The third enabler is to keep humans in a loop. Especially when output quality is important, for example, in regulatory compliance or high-risk situations, keeping people in the loop can go a long way in reducing cultural resistance and building trust in the solution. There are at least two patterns here. The first is that humans are the main operators and AI acts as supervisors. This is useful if two people were previously involved and one person was examining the other’s results. A more typical case is where AI is the operator and humans act as supervisors. In this case, there is often a continuous front and back between the two, and the model can learn and improve over time.
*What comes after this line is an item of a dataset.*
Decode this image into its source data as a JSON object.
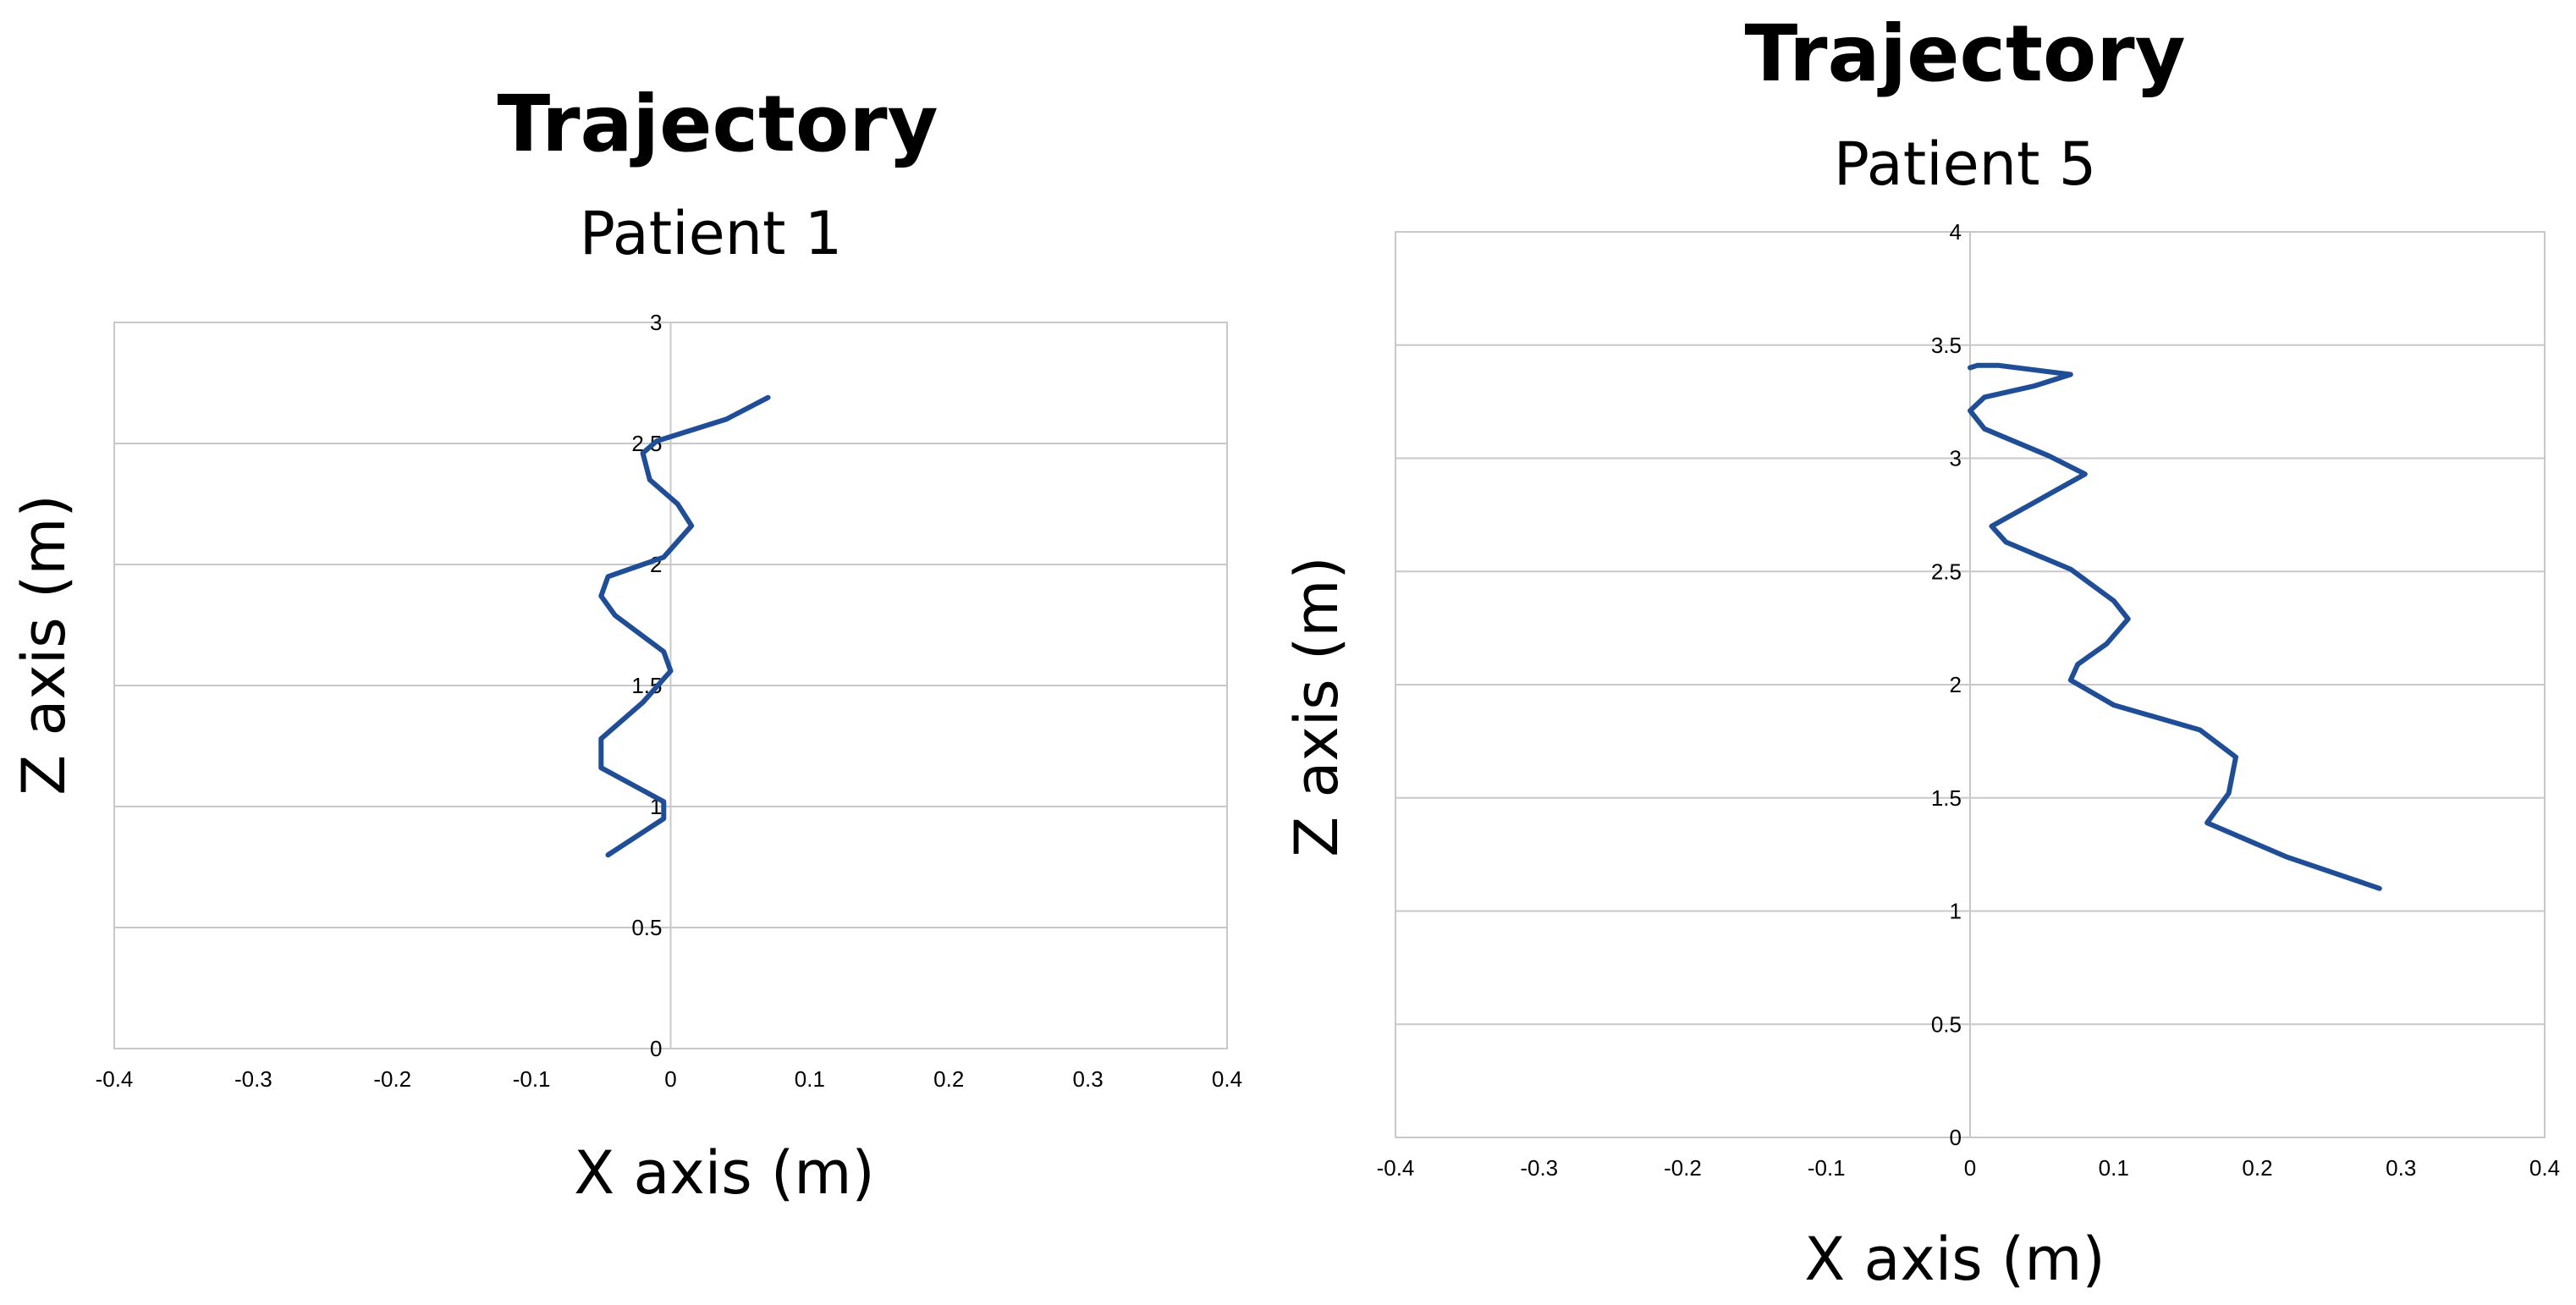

The second step in the maturity model is Automation 2.0. Here we automate or significantly support individual steps in business processes that could not be automated without the help of modern AI agents or LLM. There are usually at least three main challenges. The lack of explicit process models, the complexity of integration, and the validation. To address these, the three main enablers are tool integration and APIs, which use RAG to provide more domain-specific results and in-loop approaches. Ultimately, to quote Tom Preston-Werner, we either create automations or are those who are automated.